本文贊同人身保險契約不具有一身專屬性,而得由法院代為終止,以產生可強制執行之債權的看法。參照保險法第113條規定,「死亡保險契約未指定受益人者,其保險金額作為被保險人之遺產。」保險金既得做為遺產之一部分繼承,即不符合一身專屬性。概人壽保險契約的訂立、解除、終止或撤銷與其他財產保險契約並無不同,有認為不同者,或基於情感上的因素,認為人壽保險既係以「人」作為標的,合約相關權利倘與其他財產保險等同視之,啟不將「人」等同「物」視之?須知即便是較有可能具一身專屬性的人壽保險給付請求權,仍屬單純的金錢債權,並非保險人的生命替代物,為避免道德上的風險,乃有保險法第105條及第106條之規定。更何況保單價值準備金其性質與人壽保險給付請求權迥異,保單價值準備金屬於要保人之保險權益,繳交保費時即已存在,不論保險事故發生與否,當要保人過世時,保單係由繼承人繼承,保單價值準備金歸繼承人所有,而非受益人所有,當保險事故發生時,才產生人壽保險給付請求權,其屬受益人,而非要保人或其繼承人所有。
當然若考量另一個層面,保險契約係保險人與要保人間所簽訂之契約,終止契約對雙方當事人之權利義務影響均為鉅大,欲以公權力強制介入者,是否應以法律明定為之?例如保險法第28條即規定,破產管理人或保險人得於破產宣告後三個月內終止契約。惟若同時考量債權人財產權的確保,建議還是以修法方式為宜。另若慮及要保人及其家屬的基本生活保障,則可透過強制執行法第122條第2項之規定保障,毋須以保單價值準備金於強制執行之適格性保障。倘就受益人及保險人權益面的確保,則或可引進德國保險法之介入權,以修法方式給予受益人一個以交付要保人之債權人保單價值準備金的方式,承接該份保險契約之權利義務。保險契約終止權之行使,係執行法院就債務人(要保人)對保險人依保險契約現存之保單價值準備金債權進行換價程序所必要之行為。
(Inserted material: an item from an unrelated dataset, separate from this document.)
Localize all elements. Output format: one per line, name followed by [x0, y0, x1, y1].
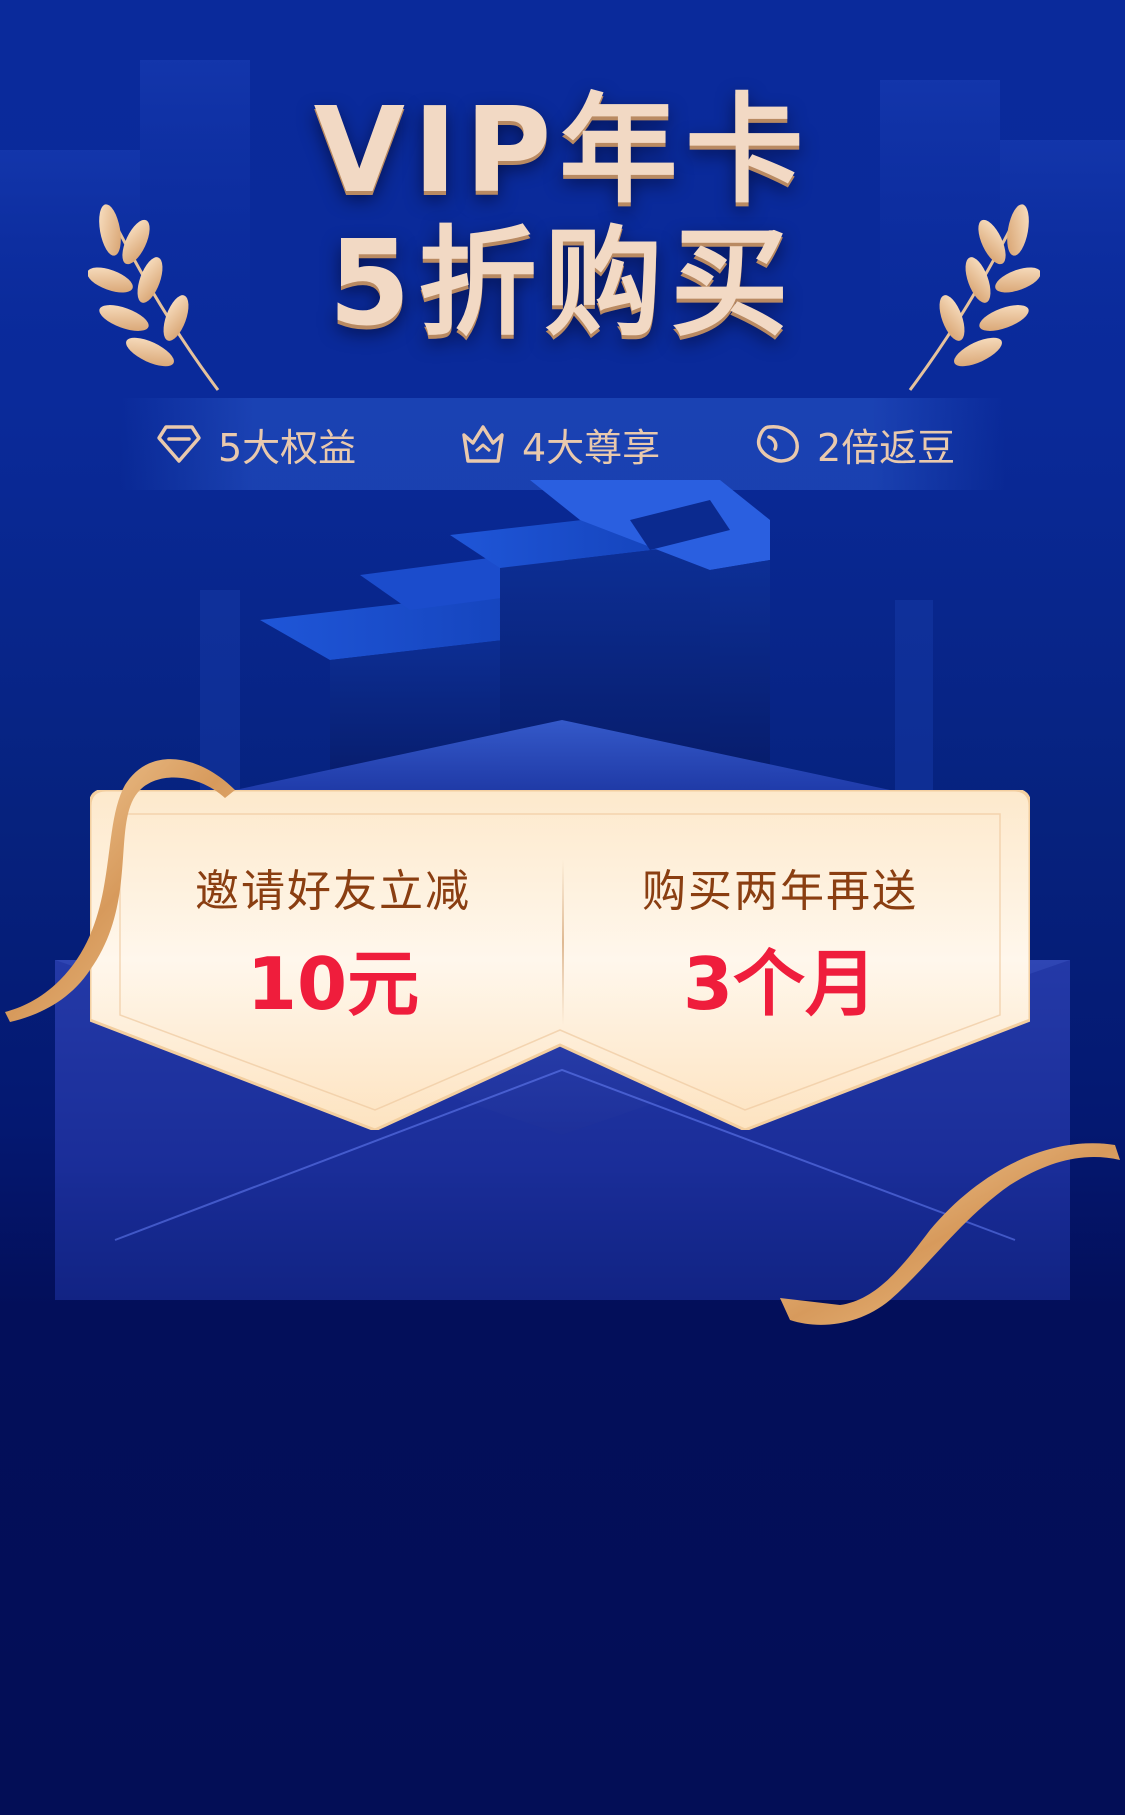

執行法院就保單價值準備金實施扣押後,保險契約終止權之行使應涵攝於強制執行法第115條第2項規定之換價目的範圍內,執行法院應得立於要保人之地位,代替債務人行使其與保險人間保險契約之終止權,並依強制執行法之規定進行換價程序。
實務判決如臺灣高等法院108年度保險上更一字第1號民事判決,高等法院認為保單價值準備金具有類似存 款與確定給付的特性,雖保險人給付的時機可能有所變動,但其給付 義務在法律上可認為係屬確定,並可由要保人任意決定請求時機,而 與附條件之債權有所不同,而較類似存款契約或信託契約。非屬附停止條件之債權,而係確定債權,更非專屬權,而得由法院代為行使終止權。在受益人保護的面向上,保險契約之受益人通常為無償取得且尚未確定取得保險請求權之人,與通常為有償原因取得債權之債權人相較,債權人的債權實現,另涉及憲法上的財產權保障,其受保障的順位,原則上應優先於受益人對於將來保險金請求權的期待。至於要保人及其家屬的基本生活保障,則可透過強制執行法第122條第2項規定之適用以保障。本文認為高等法院更審判決之看法與理由可採,保單價值準備金在保險契約尚未解約前,故無對特定債權人之特定金額債權存在,惟保險公司對於要保人給付之義務係可確定的,只需經過終止權的行使,金額即可確認,在辨明了終止權非專屬權後,自可由法院代為行使終止權,以維憲法上所賦予債權人之財產權。而受益人亦可透過強制執行法第122條之規定,獲得相當程度的保障。若要進一步的保障保險契約雙方之權利,不可避免的一定會損及債權人之權利,則應以修法方式進行為宜。